Reportage auprès d’un bataillon malien dont les instructeurs européens ont achevé, le 14 septembre, la formation à Koulikoro.
Scènes de guerre à Koulikoro, le paisible chef-lieu de la deuxième région du Mali adossé au fleuve Niger, à une soixantaine de kilomètres de Bamako. Dissimulée dans la végétation, une section d’infanterie attend de faire la jonction avec une section du génie. Quand les hommes du sous-lieutenant Momo Saye la rejoignent, le cortège s’ébranle le long d’un cours d’eau famélique avant de stopper à quelques centaines de mètres de là. Les sapeurs maliens empoignent leurs détecteurs de métaux et inspectent la piste. “Nous avons reçu un message du maire, précise Momo Saye. Une personne a été aperçue en train de creuser à proximité de la rivière.” Le jeune sous-officier et ses sapeurs ont pour mission de repérer un éventuel “engin explosif improvisé”. Autour d’eux, la section d’infanterie commandée par le lieutenant Traoré sécurise le périmètre, tandis qu’au-dessus de leur tête deux Mirage 2000 alternent les passes à haute ou basse altitude.
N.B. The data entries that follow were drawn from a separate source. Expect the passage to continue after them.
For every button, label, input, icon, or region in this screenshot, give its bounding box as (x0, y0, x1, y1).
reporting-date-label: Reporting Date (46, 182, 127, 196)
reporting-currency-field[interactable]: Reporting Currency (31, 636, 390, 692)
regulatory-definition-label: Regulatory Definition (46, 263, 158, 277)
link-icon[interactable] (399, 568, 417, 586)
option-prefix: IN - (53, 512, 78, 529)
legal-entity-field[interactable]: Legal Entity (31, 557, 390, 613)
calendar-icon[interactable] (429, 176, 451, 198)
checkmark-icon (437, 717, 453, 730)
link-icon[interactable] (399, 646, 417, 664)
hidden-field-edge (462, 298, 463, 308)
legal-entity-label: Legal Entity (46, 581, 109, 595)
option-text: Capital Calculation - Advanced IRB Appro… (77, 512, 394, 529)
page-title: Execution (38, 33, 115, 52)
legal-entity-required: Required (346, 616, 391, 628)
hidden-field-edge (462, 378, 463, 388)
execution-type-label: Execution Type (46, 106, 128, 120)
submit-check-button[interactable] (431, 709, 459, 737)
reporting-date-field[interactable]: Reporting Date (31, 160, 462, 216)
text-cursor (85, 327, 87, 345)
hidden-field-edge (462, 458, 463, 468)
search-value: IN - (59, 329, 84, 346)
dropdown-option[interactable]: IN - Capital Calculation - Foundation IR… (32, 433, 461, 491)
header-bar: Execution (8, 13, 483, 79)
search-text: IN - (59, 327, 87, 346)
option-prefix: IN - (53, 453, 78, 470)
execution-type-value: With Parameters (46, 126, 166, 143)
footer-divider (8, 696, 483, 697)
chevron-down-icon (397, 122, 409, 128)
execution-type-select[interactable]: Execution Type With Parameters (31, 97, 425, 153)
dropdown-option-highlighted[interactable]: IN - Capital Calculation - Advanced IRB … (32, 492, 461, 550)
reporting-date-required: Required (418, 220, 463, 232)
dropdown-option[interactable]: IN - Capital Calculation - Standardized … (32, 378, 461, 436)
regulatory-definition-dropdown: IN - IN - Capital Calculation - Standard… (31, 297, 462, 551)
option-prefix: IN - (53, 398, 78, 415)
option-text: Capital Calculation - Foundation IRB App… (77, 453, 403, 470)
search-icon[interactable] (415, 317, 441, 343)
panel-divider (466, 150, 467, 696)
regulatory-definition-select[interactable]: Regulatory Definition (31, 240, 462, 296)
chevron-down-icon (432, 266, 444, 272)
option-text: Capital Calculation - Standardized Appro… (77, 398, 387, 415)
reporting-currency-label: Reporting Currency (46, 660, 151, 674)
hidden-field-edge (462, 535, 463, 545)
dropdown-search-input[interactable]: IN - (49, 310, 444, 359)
La scène pourrait se dérouler dans le Nord-Mali, mais dans la verdure de Koulikoro il ne s’agit que d’une simulation. En retrait de la section de sapeurs, qui vient de détecter un écho suspect, un groupe d’une douzaine de soldats venus de Suède et d’Allemagne n’en perd pas une miette. Ils sont rattachés à l’European Union Training Mission (EUTM). En avril 2013, cette mission de formation et de conseil dépêchée par l’Union européenne (UE) pour renforcer les capacités de l’armée malienne a débuté ses entraînements au camp militaire de Koulikoro, qui abrite en temps normal une école d’état-major et un centre de formation pour officiers. “Notre mandat initial prévoyait une période de quinze mois, à raison de dix semaines de formation par bataillon, précise le colonel italien Di Sarra, commandant adjoint de l’EUTM. Mais il faudrait prolonger la mission pour former l’équivalent de quatre autres bataillons avant de pouvoir prétendre refonder l’armée malienne en profondeur.”
Dans les fourrés de Koulikoro, l’exercice est un succès. Dissimulé dans une ornière gorgée d’eau, l’engin explosif improvisé a été mis au jour en une trentaine de minutes. “Ils n’ont pas commis d’erreur”, se réjouit un sergent allemand qui supervise l’exercice. Encadré par 184 formateurs venus de 19 pays de l’UE, le bataillon Elou (“éléphants”, en tamasheq) est arrivé, le 14 septembre, au terme de ses dix semaines de formation.
Chaque nation enseigne une spécialisation
Pour rationaliser le fonctionnement de cette Tour de Babel, la décision a été prise d’attribuer chaque domaine de spécialité à une nation possédant une expertise reconnue en la matière. Les Italiens se chargent du combat blindé et du guidage d’avion, le Royaume-Uni de l’artillerie, les Français de l’infanterie, l’Espagne des commandos, les Allemands du génie, les Grecs du renseignement… En parallèle, une composante de l’EUTM, l’Advanced Liaison Task Force (ALTF), assure une mission de conseil et d’expertise auprès de l’état-major malien. À la demande de ce dernier, ses équipes ont contribué à l’élaboration de la prochaine loi de programmation militaire, portant sur la période 2014-2018. Un enjeu essentiel pour restructurer en profondeur l’outil de défense malien.
“Nous avons trois priorités, détaille le lieutenant-colonel Daviet, adjoint du commandant de l’ALTF. Le renforcement de la chaîne de commandement, afin de doter cette armée d’un état-major à même de planifier et de conduire les opérations militaires ; la mise en oeuvre d’un système de gestion des ressources humaines moderne pour offrir aux soldats une perspective de carrière à long terme ; et les conditions d’emploi des forces, à savoir l’adoption d’une doctrine adaptée et l’entraînement des troupes.” Un soutien extérieur qui semble revigorer les recrues maliennes rencontrées sur place. “On sent une adhésion et un enthousiasme très forts, insiste un officier français de l’EUTM. Ils sont désireux de racheter les échecs du passé.”